Since the paths are following the gradient vector field, they are perpendicular to the contour lines of our height field and together they form a network of conjugate curves. Conjugate curve networks are quite important for many different applications such as remeshing, polygon planarization, parameterization and so on. The paths following the rotated vector field are, of course, parallel to the contour lines of our scalar function.
Talking about the gradient typically means that we have a scalar field, apply the gradient operator and finally get a vector field. The good thing about a gradient vector field is that we can reverse this operation. In other words, if we have a vector field which is a gradient field, we can calculate the original scalar field. This is possible as long as the vector field is curl-free, what a gradient field per definition is.
Understanding the concept of the gradient operator is quite important since it’s interrelated to pretty much everything in (discrete) differential geometry. For instance, if we apply the gradient operator on a scalar function, in other words, we compute the first order partial derivatives we get a vector as we already know. If we compute the second order partial derivative, the result is a matrix called the Hessian matrix. The trace of this matrix is then the Laplacian of the scalar function.

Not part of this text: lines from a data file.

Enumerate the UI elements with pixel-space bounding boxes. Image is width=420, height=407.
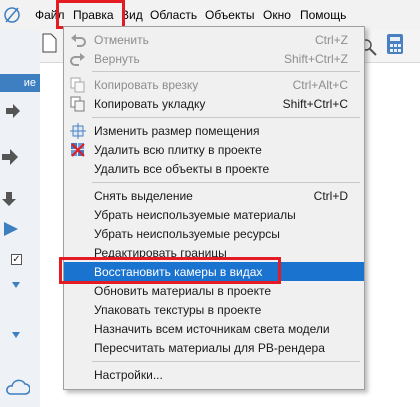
redo-icon <box>70 53 85 66</box>
menu-item-remove-unused-materials[interactable]: Убрать неиспользуемые материалы <box>64 205 364 224</box>
delete-tiles-icon <box>71 143 85 157</box>
cloud-icon[interactable] <box>4 378 30 398</box>
visibility-checkbox[interactable]: ✓ <box>11 254 22 265</box>
arrow-down-small-icon[interactable] <box>12 280 20 289</box>
resize-room-icon <box>70 123 86 139</box>
menu-item-copy-layout[interactable]: Копировать укладку Shift+Ctrl+C <box>64 94 364 113</box>
menu-separator <box>92 71 360 72</box>
menu-file[interactable]: Файл <box>35 8 65 22</box>
new-document-icon[interactable] <box>41 33 57 53</box>
menu-item-pack-textures[interactable]: Упаковать текстуры в проекте <box>64 300 364 319</box>
menu-separator <box>92 182 360 183</box>
menu-item-recalc-pb-materials[interactable]: Пересчитать материалы для PB-рендера <box>64 338 364 357</box>
copy-layout-icon <box>70 96 85 112</box>
menu-objects[interactable]: Объекты <box>205 8 255 22</box>
left-panel-tab[interactable]: ие <box>0 74 40 92</box>
menu-item-resize-room[interactable]: Изменить размер помещения <box>64 121 364 140</box>
menu-item-settings[interactable]: Настройки... <box>64 365 364 384</box>
menu-item-edit-borders[interactable]: Редактировать границы <box>64 243 364 262</box>
menu-item-update-materials[interactable]: Обновить материалы в проекте <box>64 281 364 300</box>
menu-help[interactable]: Помощь <box>300 8 346 22</box>
menu-item-redo[interactable]: Вернуть Shift+Ctrl+Z <box>64 49 364 68</box>
menu-view[interactable]: Вид <box>121 8 143 22</box>
menu-item-assign-light-sources[interactable]: Назначить всем источникам света модели <box>64 319 364 338</box>
menu-area[interactable]: Область <box>150 8 197 22</box>
edit-menu-dropdown: Отменить Ctrl+Z Вернуть Shift+Ctrl+Z Коп… <box>63 26 365 390</box>
undo-icon <box>71 34 86 47</box>
menu-item-deselect[interactable]: Снять выделение Ctrl+D <box>64 186 364 205</box>
menu-item-copy-inset[interactable]: Копировать врезку Ctrl+Alt+C <box>64 75 364 94</box>
menu-edit[interactable]: Правка <box>73 8 114 22</box>
arrow-right-icon[interactable] <box>6 104 20 118</box>
compass-icon[interactable] <box>2 2 22 28</box>
calculator-icon[interactable] <box>386 33 404 55</box>
menu-item-undo[interactable]: Отменить Ctrl+Z <box>64 30 364 49</box>
menu-item-remove-unused-resources[interactable]: Убрать неиспользуемые ресурсы <box>64 224 364 243</box>
arrow-down-small-icon[interactable] <box>12 330 20 339</box>
menu-item-delete-tiles[interactable]: Удалить всю плитку в проекте <box>64 140 364 159</box>
arrow-right-icon[interactable] <box>2 149 18 165</box>
menu-item-delete-objects[interactable]: Удалить все объекты в проекте <box>64 159 364 178</box>
copy-inset-icon <box>70 77 85 93</box>
menu-separator <box>92 361 360 362</box>
menu-separator <box>92 117 360 118</box>
arrow-down-icon[interactable] <box>2 192 16 206</box>
menu-window[interactable]: Окно <box>263 8 291 22</box>
menu-item-restore-cameras[interactable]: Восстановить камеры в видах <box>64 262 364 281</box>
play-icon[interactable] <box>2 220 20 238</box>
left-panel: ие ✓ <box>0 7 40 407</box>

But now back to the beginning of the post. So, how do we compute the gradient? Well, the definition is quite simple: We have to compute the first order partial derivatives in x, y, and z. On volumes this is pretty easy to do since it’s basically a spatial grid and we can translate the equation pretty much one-to-one to VEX and use it in Houdini. On a parameterized surface we have to change it slightly and compute the derivatives in u and v. On meshes, however, Houdini’s prefered geometry type, we have to do it differently. The simplest method is just using the polyFrameSop in attribute gradient style. This way Houdini is doing the work for us and we don’t have to care about the underlying algorithm. If we don’t want to use the polyFrameSop for some reason, it’s fairly easy to implement our own version in VEX. If you take a look at the HIP you can find three examples. The first method uses the fact that the gradient vector field is perpendicular to contour lines. The second method is basically based on a piecewise linear function and the third is using point clouds to compute the gradient.
And finally some examples of using the gradient operator for various applications, such as magnetic field line generation, flow field generation, medial axis extraction and so on.